Text Generation Process
Taking this application as an example, let's experience the process of text generation briefly.
The logic of text generation is relatively simple. Input the beginning of the story, such as "boyfriend," "girlfriend," "recently," "...," and then click the Generate button below to start generating. If you need to stop generating, click the Stop button, and control the maximum generated length through the max_new_tokens on the right.
Parameter Adjustment
You can adjust the parameters to make the generated results different.
Switch to the Parameters tab.
By adjusting these parameters, you can control the diversity of generated texts.
The specific meanings of the parameters are shown in the table below.
Parameter | Function | Explanation |
---|---|---|
seed | Random seed | |
temperature | The main factor that controls the randomness of the output | 0 = determinism (only use the most likely token) Higher values = more randomness |
Top-P | A factor that controls the randomness of the output | If set to float <1, only the minimum set of probabilities that add up to Top-K or higher of the most likely tokens are retained for generation Higher values = a wider range of possible random results |
Top-K | A factor that controls the randomness of the output | Select the next word from a list of the top k most likely next words.
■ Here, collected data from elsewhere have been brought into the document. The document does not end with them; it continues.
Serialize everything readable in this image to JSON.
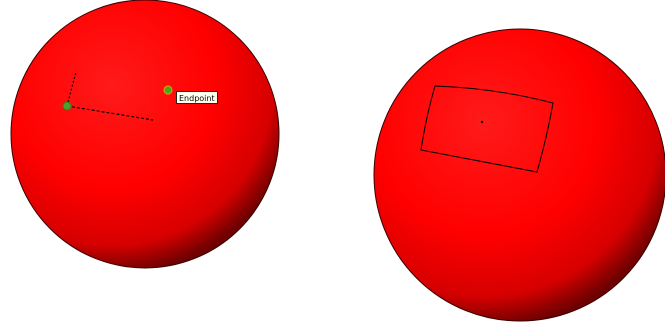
{
  "viewport": {
    "background": "#ffffff"
  },
  "spheres": [
    {
      "name": "left-sphere",
      "state": "drawing-in-progress",
      "snap_tooltip": "Endpoint",
      "inference_points": [
        "inference-point-start",
        "inference-point-endpoint"
      ]
    },
    {
      "name": "right-sphere",
      "state": "rectangle-drawn"
    }
  ],
  "colors": {
    "sphere_fill": "#ff0000",
    "sphere_shade": "#6e0000",
    "snap_point_fill": "#4ca12a",
    "snap_point_stroke": "#3a7a1c",
    "edge_line": "#000000",
    "tooltip_bg": "#fffff0"
  }
}
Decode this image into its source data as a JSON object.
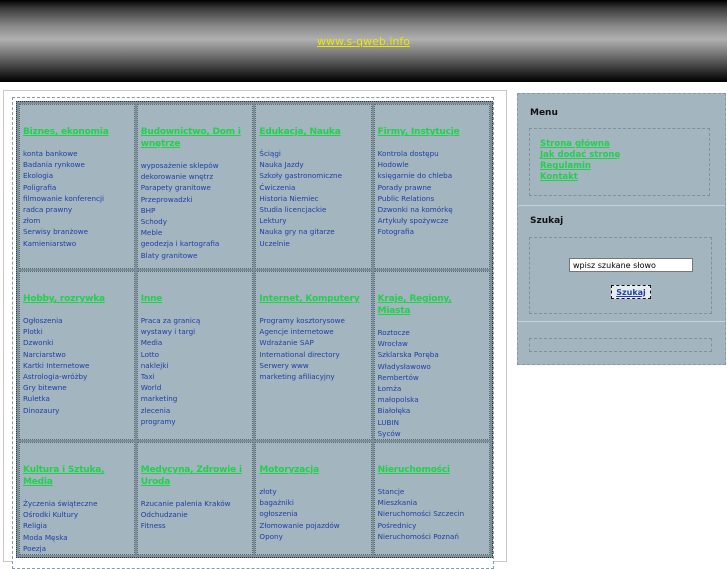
{
  "header": {
    "site_link": "www.s-qweb.info"
  },
  "categories": [
    {
      "title": "Biznes, ekonomia",
      "links": [
        "konta bankowe",
        "Badania rynkowe",
        "Ekologia",
        "Poligrafia",
        "filmowanie konferencji",
        "radca prawny",
        "złom",
        "Serwisy branżowe",
        "Kamieniarstwo"
      ]
    },
    {
      "title": "Budownictwo, Dom i wnętrze",
      "links": [
        "wyposażenie sklepów",
        "dekorowanie wnętrz",
        "Parapety granitowe",
        "Przeprowadzki",
        "BHP",
        "Schody",
        "Meble",
        "geodezja i kartografia",
        "Blaty granitowe"
      ]
    },
    {
      "title": "Edukacja, Nauka",
      "links": [
        "Ściągi",
        "Nauka Jazdy",
        "Szkoły gastronomiczne",
        "Ćwiczenia",
        "Historia Niemiec",
        "Studia licencjackie",
        "Lektury",
        "Nauka gry na gitarze",
        "Uczelnie"
      ]
    },
    {
      "title": "Firmy, Instytucje",
      "links": [
        "Kontrola dostępu",
        "Hodowle",
        "księgarnie do chleba",
        "Porady prawne",
        "Public Relations",
        "Dzwonki na komórkę",
        "Artykuły spożywcze",
        "Fotografia"
      ]
    },
    {
      "title": "Hobby, rozrywka",
      "links": [
        "Ogłoszenia",
        "Plotki",
        "Dzwonki",
        "Narciarstwo",
        "Kartki Internetowe",
        "Astrologia-wróżby",
        "Gry bitewne",
        "Ruletka",
        "Dinozaury"
      ]
    },
    {
      "title": "Inne",
      "links": [
        "Praca za granicą",
        "wystawy i targi",
        "Media",
        "Lotto",
        "naklejki",
        "Taxi",
        "World",
        "marketing",
        "zlecenia",
        "programy"
      ]
    },
    {
      "title": "Internet, Komputery",
      "links": [
        "Programy kosztorysowe",
        "Agencje internetowe",
        "Wdrażanie SAP",
        "International directory",
        "Serwery www",
        "marketing afiliacyjny"
      ]
    },
    {
      "title": "Kraje, Regiony, Miasta",
      "links": [
        "Roztocze",
        "Wrocław",
        "Szklarska Poręba",
        "Władysławowo",
        "Rembertów",
        "Łomża",
        "małopolska",
        "Białołęka",
        "LUBIN",
        "Syców"
      ]
    },
    {
      "title": "Kultura i Sztuka, Media",
      "links": [
        "Życzenia świąteczne",
        "Ośrodki Kultury",
        "Religia",
        "Moda Męska",
        "Poezja"
      ]
    },
    {
      "title": "Medycyna, Zdrowie i Uroda",
      "links": [
        "Rzucanie palenia Kraków",
        "Odchudzanie",
        "Fitness"
      ]
    },
    {
      "title": "Motoryzacja",
      "links": [
        "złoty",
        "bagażniki",
        "ogłoszenia",
        "Złomowanie pojazdów",
        "Opony"
      ]
    },
    {
      "title": "Nieruchomości",
      "links": [
        "Stancje",
        "Mieszkania",
        "Nieruchomości Szczecin",
        "Pośrednicy",
        "Nieruchomości Poznań"
      ]
    }
  ],
  "sidebar": {
    "menu_title": "Menu",
    "menu_links": [
      "Strona główna",
      "Jak dodać stronę",
      "Regulamin",
      "Kontakt"
    ],
    "search_title": "Szukaj",
    "search_placeholder": "wpisz szukane słowo",
    "search_button": "Szukaj"
  }
}
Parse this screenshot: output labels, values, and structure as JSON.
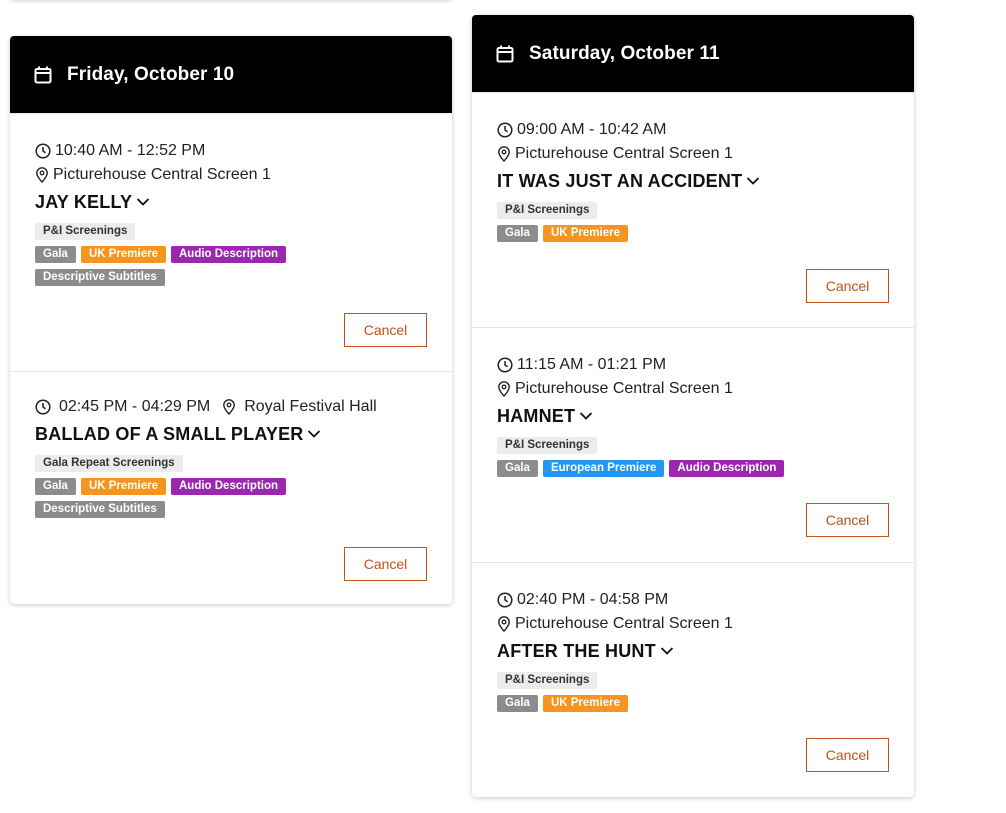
{
  "colors": {
    "header_bg": "#000000",
    "cancel": "#c0521a",
    "tag_gray": "#8c8c8c",
    "tag_orange": "#f7941d",
    "tag_purple": "#9b27af",
    "tag_blue": "#2196f3",
    "tag_light": "#ececec"
  },
  "days": [
    {
      "title": "Friday, October 10",
      "icon": "calendar-icon",
      "events": [
        {
          "time": "10:40 AM - 12:52 PM",
          "venue": "Picturehouse Central Screen 1",
          "title": "JAY KELLY",
          "category": "P&I Screenings",
          "tags_row1": [
            "Gala",
            "UK Premiere",
            "Audio Description"
          ],
          "tags_row2": [
            "Descriptive Subtitles"
          ],
          "cancel": "Cancel"
        },
        {
          "time": "02:45 PM - 04:29 PM",
          "venue": "Royal Festival Hall",
          "title": "BALLAD OF A SMALL PLAYER",
          "category": "Gala Repeat Screenings",
          "tags_row1": [
            "Gala",
            "UK Premiere",
            "Audio Description"
          ],
          "tags_row2": [
            "Descriptive Subtitles"
          ],
          "cancel": "Cancel"
        }
      ]
    },
    {
      "title": "Saturday, October 11",
      "icon": "calendar-icon",
      "events": [
        {
          "time": "09:00 AM - 10:42 AM",
          "venue": "Picturehouse Central Screen 1",
          "title": "IT WAS JUST AN ACCIDENT",
          "category": "P&I Screenings",
          "tags_row1": [
            "Gala",
            "UK Premiere"
          ],
          "cancel": "Cancel"
        },
        {
          "time": "11:15 AM - 01:21 PM",
          "venue": "Picturehouse Central Screen 1",
          "title": "HAMNET",
          "category": "P&I Screenings",
          "tags_row1": [
            "Gala",
            "European Premiere",
            "Audio Description"
          ],
          "cancel": "Cancel"
        },
        {
          "time": "02:40 PM - 04:58 PM",
          "venue": "Picturehouse Central Screen 1",
          "title": "AFTER THE HUNT",
          "category": "P&I Screenings",
          "tags_row1": [
            "Gala",
            "UK Premiere"
          ],
          "cancel": "Cancel"
        }
      ]
    }
  ]
}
If Top-K is set to 10, it will only pick from the top 10 most likely possibilities. |
typical_p | A factor that controls the randomness of the output | When the "typical_p" parameter is set to a value less than 1, the algorithm selects tokens that appear more often than random tokens based on previous text content. This can be used to filter out some less common or irrelevant tokens and only select those that are more meaningful or relevant. When the "typical_p" parameter is set to 1, all tokens are selected regardless of their relative probability to random tokens. |
repetition_penalty | A parameter that controls the repetition of the output | 1 means no penalty Higher values = less repetition Lower values = more repetition |
encoder_repetition_penalty | A parameter that affects the coherence between the generated text and the previous text | 1.0 means no penalty The higher the value, the more likely it is to stay in the context related to the previous text; The lower the value, the more likely it is to deviate from the context related to the previous text. |
no_repeat_ngram_size | A parameter that controls whether repeated fragments are allowed in the generated text | Higher values will prevent longer phrases from appearing repeatedly in the generated text, making the generated text more diverse. Lower values will prevent word or letter repetition, making the generated text more unique. |
min_length | The minimum length of the generated text |